How over-the-top must this have been for staunch Republican John Ashcroft to have risen from his ICU bed to argue against it and the entire top echelon of the DOJ were preparing to resign? These are not ordinary times and the law enforcement community has not been particularly squeamish about stretching the Bill of Rights. None of those people are bleeding heart liberals or candidates for the presidency of the ACLU. For them to be this adamant, it must have been something completely beyond the pale.

My suspicion has always been that there was some part of this program --- or an entirely different program --- that included spying on political opponents.

There are worse scenarios, but the implications of a State under one-party rule focusing the apparatuses of national security on their political opposition -- in a time of war during a patriotic media frenzy -- gives me the fucking willies, man. I mean, where do you go from there?

And on the other side, we've got more lukewarm Cream of Wheat from that reliably non-fascist alternative, the Democratic Party. Sigh.

Responses

Gravel Fever... 08.

Yeah, I know, and it might even be fun, but I don't get a strong feeling that Mike Gravel has the mojo to really make a move. His skills as a candidate seem a little too dull, though the opportunity is still wide open.

I actually met the internet guy for Ron Paul yesterday at Personal Democracy Forum. He's totally drunk the decentralized Kool Aid, and he said that people are starting to put together their own meetups and do local flyering, etc.

If they ban him from the debates, I'm looking for him to blow up and do something interesting on the GOP side.

It will be interesting to see whether these semi-fringe candidates (Gravel, Paul) who are willing to challenge party/establishment orthodoxy in places where it diverges sharply from the truth are able to get any traction.

I have similar feelings about Paul as I do Gravel. Neither strikes me as skilled or charismatic enough to make it stick (which was the combination Dean brought to the table in early 2003). Decentralization is a great strategy for anyone not in the lead pack, but without a candidate who can really create energy I don't know how far it can go.

I hear ya. My thinking on it is two-fold. First I want to see if a constituency can literally make a candidate what they are. i.e. even if Gravel or Paul aren't saavy enough to this whole decentralization thing, can we as 'early adopters' put it on them to listen to this base that they didn't necessarily work for, but suddenly have. THat sounds vague because it is - I'm still thinking it through.

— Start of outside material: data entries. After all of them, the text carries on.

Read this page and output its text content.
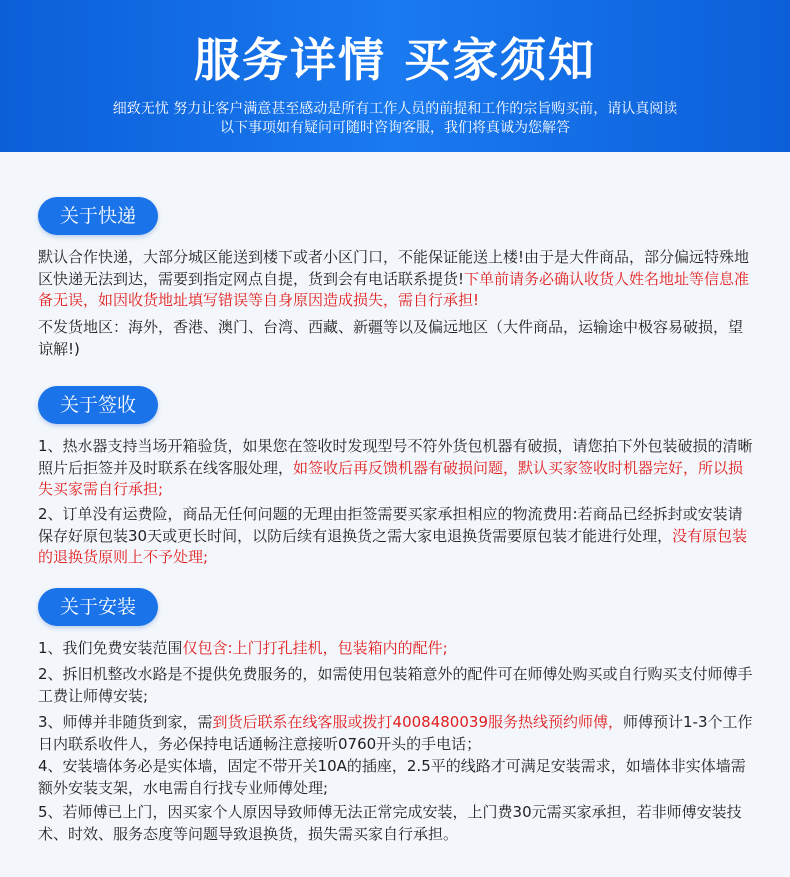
服务详情 买家须知
细致无忧 努力让客户满意甚至感动是所有工作人员的前提和工作的宗旨购买前，请认真阅读以下事项如有疑问可随时咨询客服，我们将真诚为您解答
关于快递
默认合作快递，大部分城区能送到楼下或者小区门口，不能保证能送上楼!由于是大件商品，部分偏远特殊地区快递无法到达，需要到指定网点自提，货到会有电话联系提货!下单前请务必确认收货人姓名地址等信息准备无误，如因收货地址填写错误等自身原因造成损失，需自行承担!
不发货地区：海外，香港、澳门、台湾、西藏、新疆等以及偏远地区（大件商品，运输途中极容易破损，望谅解!)
关于签收
1、热水器支持当场开箱验货，如果您在签收时发现型号不符外货包机器有破损，请您拍下外包装破损的清晰照片后拒签并及时联系在线客服处理，如签收后再反馈机器有破损问题，默认买家签收时机器完好，所以损失买家需自行承担;
2、订单没有运费险，商品无任何问题的无理由拒签需要买家承担相应的物流费用:若商品已经拆封或安装请保存好原包装30天或更长时间，以防后续有退换货之需大家电退换货需要原包装才能进行处理，没有原包装的退换货原则上不予处理;
关于安装
1、我们免费安装范围仅包含:上门打孔挂机，包装箱内的配件;
2、拆旧机整改水路是不提供免费服务的，如需使用包装箱意外的配件可在师傅处购买或自行购买支付师傅手工费让师傅安装;
3、师傅并非随货到家，需到货后联系在线客服或拨打4008480039服务热线预约师傅，师傅预计1-3个工作日内联系收件人，务必保持电话通畅注意接听0760开头的手电话；
4、安装墙体务必是实体墙，固定不带开关10A的插座，2.5平的线路才可满足安装需求，如墙体非实体墙需额外安装支架，水电需自行找专业师傅处理;
5、若师傅已上门，因买家个人原因导致师傅无法正常完成安装，上门费30元需买家承担，若非师傅安装技术、时效、服务态度等问题导致退换货，损失需买家自行承担。
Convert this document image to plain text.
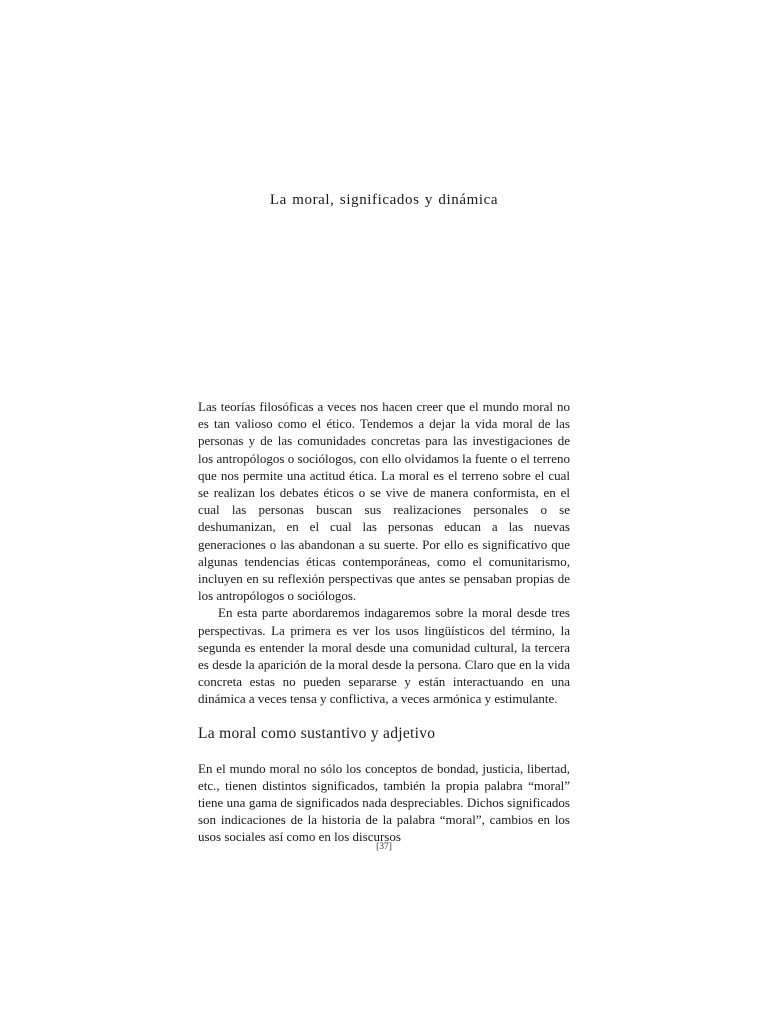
La moral, significados y dinámica

Las teorías filosóficas a veces nos hacen creer que el mundo moral no es tan valioso como el ético. Tendemos a dejar la vida moral de las personas y de las comunidades concretas para las investigaciones de los antropólogos o sociólogos, con ello olvidamos la fuente o el terreno que nos permite una actitud ética. La moral es el terreno sobre el cual se realizan los debates éticos o se vive de manera conformista, en el cual las personas buscan sus realizaciones personales o se deshumanizan, en el cual las personas educan a las nuevas generaciones o las abandonan a su suerte. Por ello es significativo que algunas tendencias éticas contemporáneas, como el comunitarismo, incluyen en su reflexión perspectivas que antes se pensaban propias de los antropólogos o sociólogos.

En esta parte abordaremos indagaremos sobre la moral desde tres perspectivas. La primera es ver los usos lingüísticos del término, la segunda es entender la moral desde una comunidad cultural, la tercera es desde la aparición de la moral desde la persona. Claro que en la vida concreta estas no pueden separarse y están interactuando en una dinámica a veces tensa y conflictiva, a veces armónica y estimulante.

La moral como sustantivo y adjetivo

En el mundo moral no sólo los conceptos de bondad, justicia, libertad, etc., tienen distintos significados, también la propia palabra “moral” tiene una gama de significados nada despreciables. Dichos significados son indicaciones de la historia de la palabra “moral”, cambios en los usos sociales así como en los discursos

[37]
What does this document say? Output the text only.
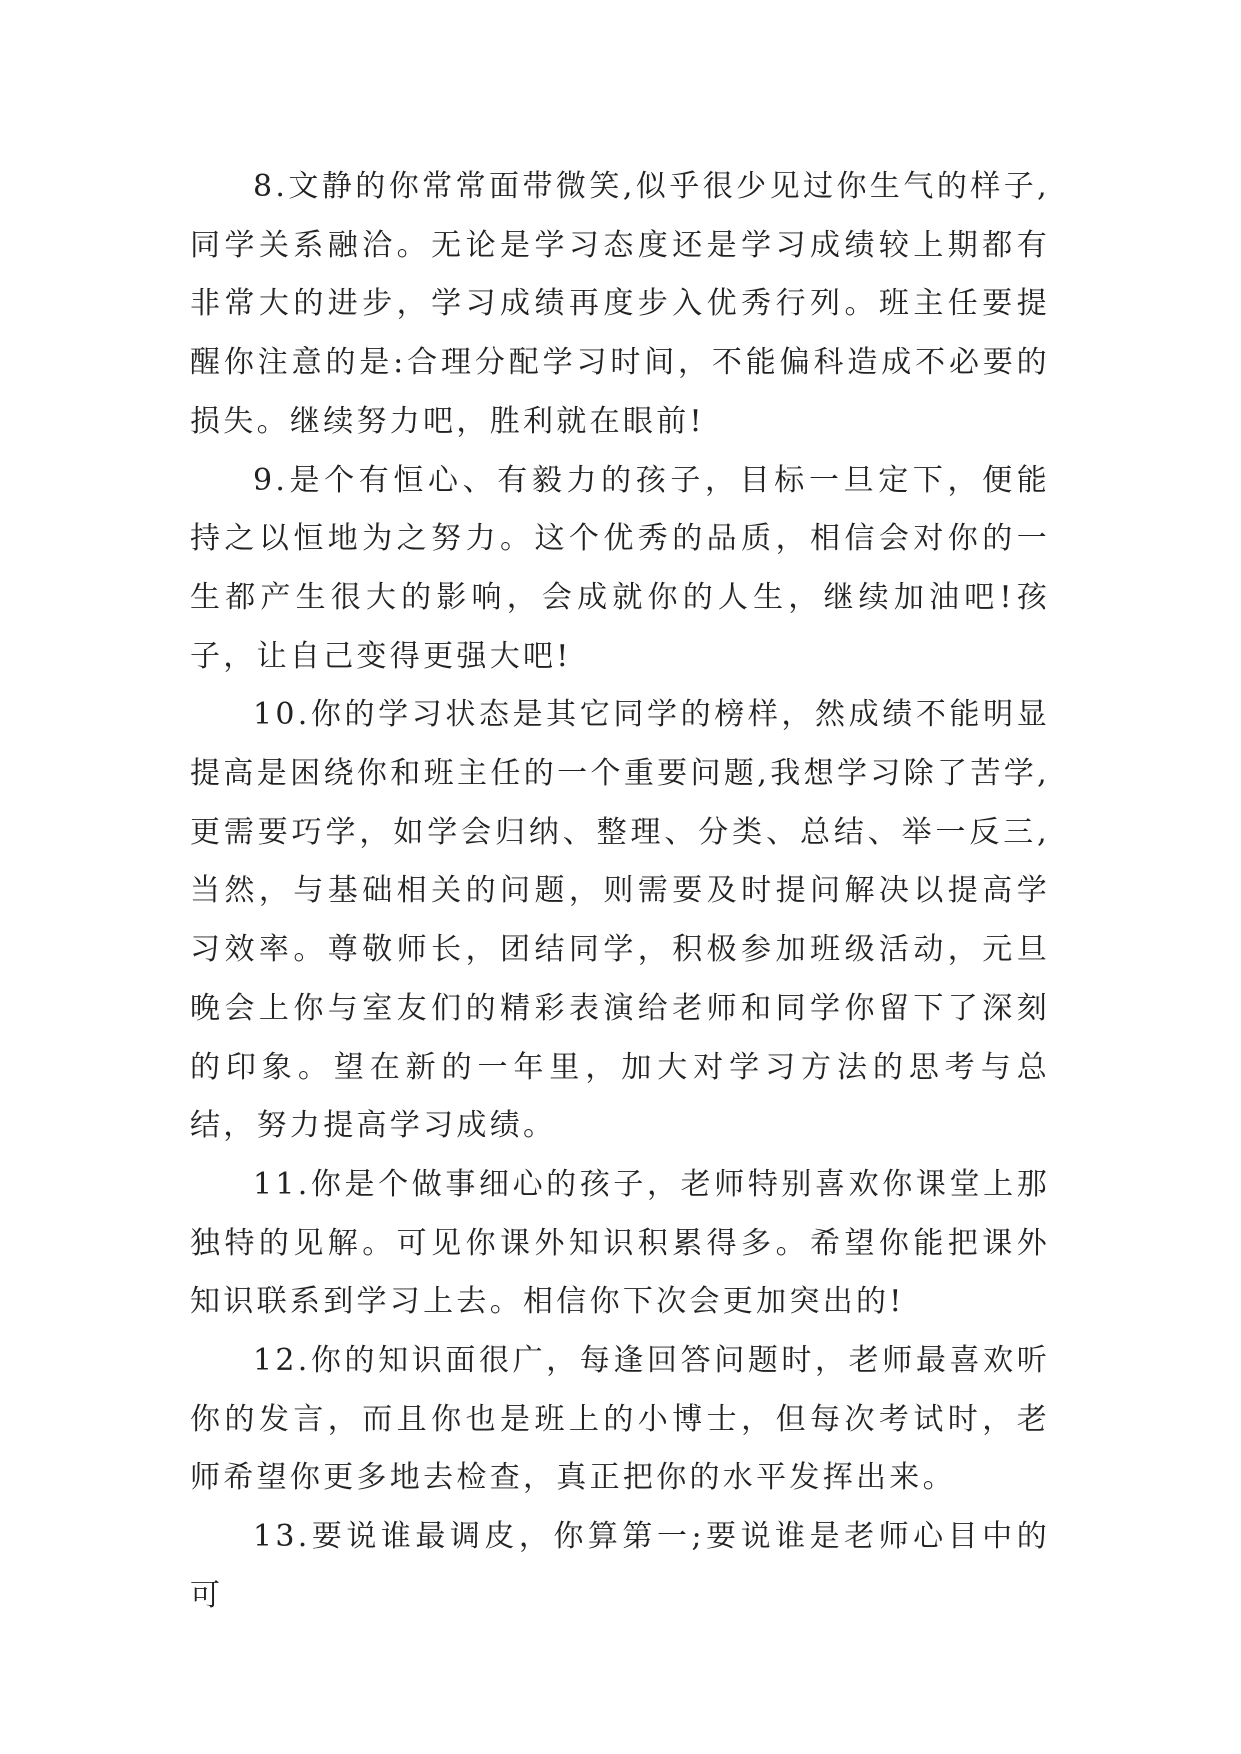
8.文静的你常常面带微笑,似乎很少见过你生气的样子,同学关系融洽。无论是学习态度还是学习成绩较上期都有非常大的进步，学习成绩再度步入优秀行列。班主任要提醒你注意的是:合理分配学习时间，不能偏科造成不必要的损失。继续努力吧，胜利就在眼前!

9.是个有恒心、有毅力的孩子，目标一旦定下，便能持之以恒地为之努力。这个优秀的品质，相信会对你的一生都产生很大的影响，会成就你的人生，继续加油吧!孩子，让自己变得更强大吧!

10.你的学习状态是其它同学的榜样，然成绩不能明显提高是困绕你和班主任的一个重要问题,我想学习除了苦学,更需要巧学，如学会归纳、整理、分类、总结、举一反三,当然，与基础相关的问题，则需要及时提问解决以提高学习效率。尊敬师长，团结同学，积极参加班级活动，元旦晚会上你与室友们的精彩表演给老师和同学你留下了深刻的印象。望在新的一年里，加大对学习方法的思考与总结，努力提高学习成绩。

11.你是个做事细心的孩子，老师特别喜欢你课堂上那独特的见解。可见你课外知识积累得多。希望你能把课外知识联系到学习上去。相信你下次会更加突出的!

12.你的知识面很广，每逢回答问题时，老师最喜欢听你的发言，而且你也是班上的小博士，但每次考试时，老师希望你更多地去检查，真正把你的水平发挥出来。

13.要说谁最调皮，你算第一;要说谁是老师心目中的可
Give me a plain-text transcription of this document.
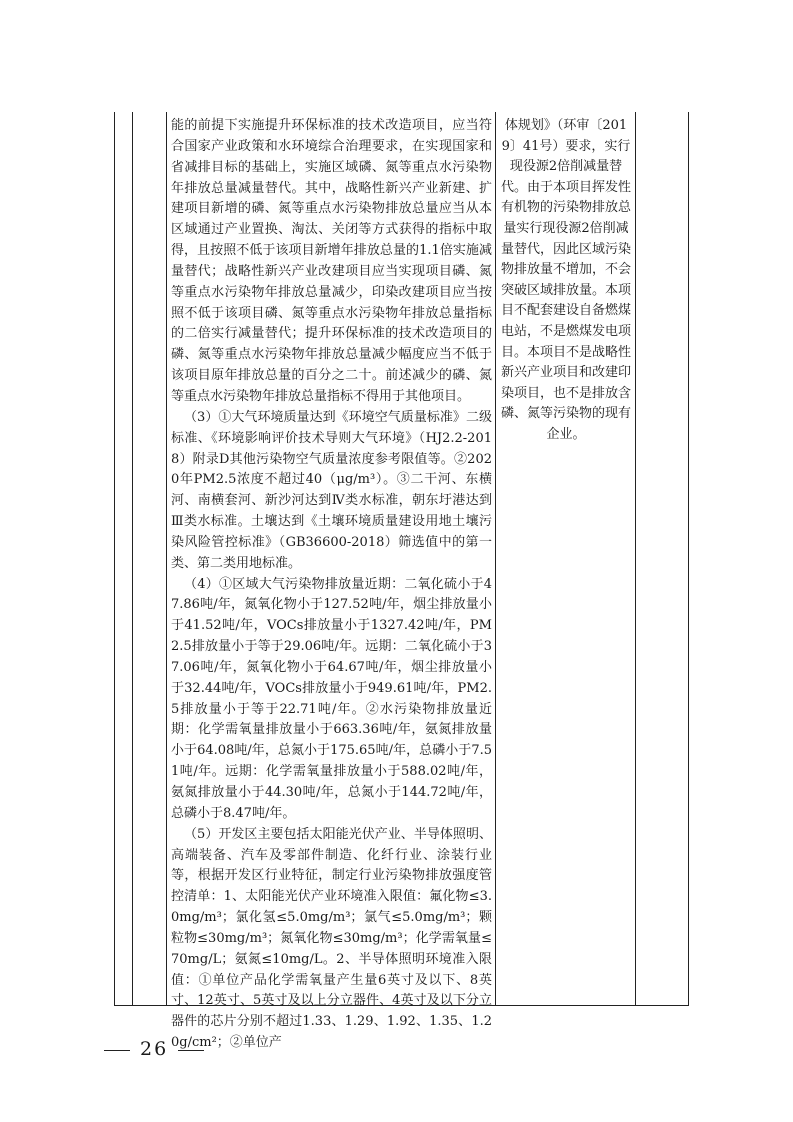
能的前提下实施提升环保标准的技术改造项目，应当符合国家产业政策和水环境综合治理要求，在实现国家和省减排目标的基础上，实施区域磷、氮等重点水污染物年排放总量减量替代。其中，战略性新兴产业新建、扩建项目新增的磷、氮等重点水污染物排放总量应当从本区域通过产业置换、淘汰、关闭等方式获得的指标中取得，且按照不低于该项目新增年排放总量的1.1倍实施减量替代；战略性新兴产业改建项目应当实现项目磷、氮等重点水污染物年排放总量减少，印染改建项目应当按照不低于该项目磷、氮等重点水污染物年排放总量指标的二倍实行减量替代；提升环保标准的技术改造项目的磷、氮等重点水污染物年排放总量减少幅度应当不低于该项目原年排放总量的百分之二十。前述减少的磷、氮等重点水污染物年排放总量指标不得用于其他项目。

（3）①大气环境质量达到《环境空气质量标准》二级标准、《环境影响评价技术导则大气环境》（HJ2.2-2018）附录D其他污染物空气质量浓度参考限值等。②2020年PM2.5浓度不超过40（μg/m³）。③二干河、东横河、南横套河、新沙河达到Ⅳ类水标准，朝东圩港达到Ⅲ类水标准。土壤达到《土壤环境质量建设用地土壤污染风险管控标准》（GB36600-2018）筛选值中的第一类、第二类用地标准。

（4）①区域大气污染物排放量近期：二氧化硫小于47.86吨/年，氮氧化物小于127.52吨/年，烟尘排放量小于41.52吨/年，VOCs排放量小于1327.42吨/年，PM2.5排放量小于等于29.06吨/年。远期：二氧化硫小于37.06吨/年，氮氧化物小于64.67吨/年，烟尘排放量小于32.44吨/年，VOCs排放量小于949.61吨/年，PM2.5排放量小于等于22.71吨/年。②水污染物排放量近期：化学需氧量排放量小于663.36吨/年，氨氮排放量小于64.08吨/年，总氮小于175.65吨/年，总磷小于7.51吨/年。远期：化学需氧量排放量小于588.02吨/年，氨氮排放量小于44.30吨/年，总氮小于144.72吨/年，总磷小于8.47吨/年。

（5）开发区主要包括太阳能光伏产业、半导体照明、高端装备、汽车及零部件制造、化纤行业、涂装行业等，根据开发区行业特征，制定行业污染物排放强度管控清单：1、太阳能光伏产业环境准入限值：氟化物≤3.0mg/m³；氯化氢≤5.0mg/m³；氯气≤5.0mg/m³；颗粒物≤30mg/m³；氮氧化物≤30mg/m³；化学需氧量≤70mg/L；氨氮≤10mg/L。2、半导体照明环境准入限值：①单位产品化学需氧量产生量6英寸及以下、8英寸、12英寸、5英寸及以上分立器件、4英寸及以下分立器件的芯片分别不超过1.33、1.29、1.92、1.35、1.20g/cm²；②单位产

体规划》（环审〔2019〕41号）要求，实行现役源2倍削减量替代。由于本项目挥发性有机物的污染物排放总量实行现役源2倍削减量替代，因此区域污染物排放量不增加，不会突破区域排放量。本项目不配套建设自备燃煤电站，不是燃煤发电项目。本项目不是战略性新兴产业项目和改建印染项目，也不是排放含磷、氮等污染物的现有企业。

26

Second, I want to spend the primaries actually wanting the guy I'm pushing to make it. I don't want Edwards, or Hillary, or Obama - If thats all we got to put up then screw it. I got better things to waste my time on. I'm guessing I'll come back around before the end of the year, but in this moment, I need to care aout the person I'm promoting.

They weren't state Attorney Generals, but federal prosecutors. If he had removed State AGs, I think he would have started not only a constitutional crisis, but possible civil war;-)

Second, more evidence of this whole spying for political purposes is the '04 Republican convention. Look at what came out this week, the NYPD was spying, not watching, but straight up infiltrating and spying on groups leading up to the convention, sometimes across state lines. It only got big media's attention because "celebrities" were involved, but it encompassed many more people than that. Now, it's not a big leap to think they may have been directed, authorized, and re-assured to legality by Rove, Card, Gonzalez, Cheney, et al. I mean, come on, the NYPD has the resources to conduct that much intelligence activity? Just saying.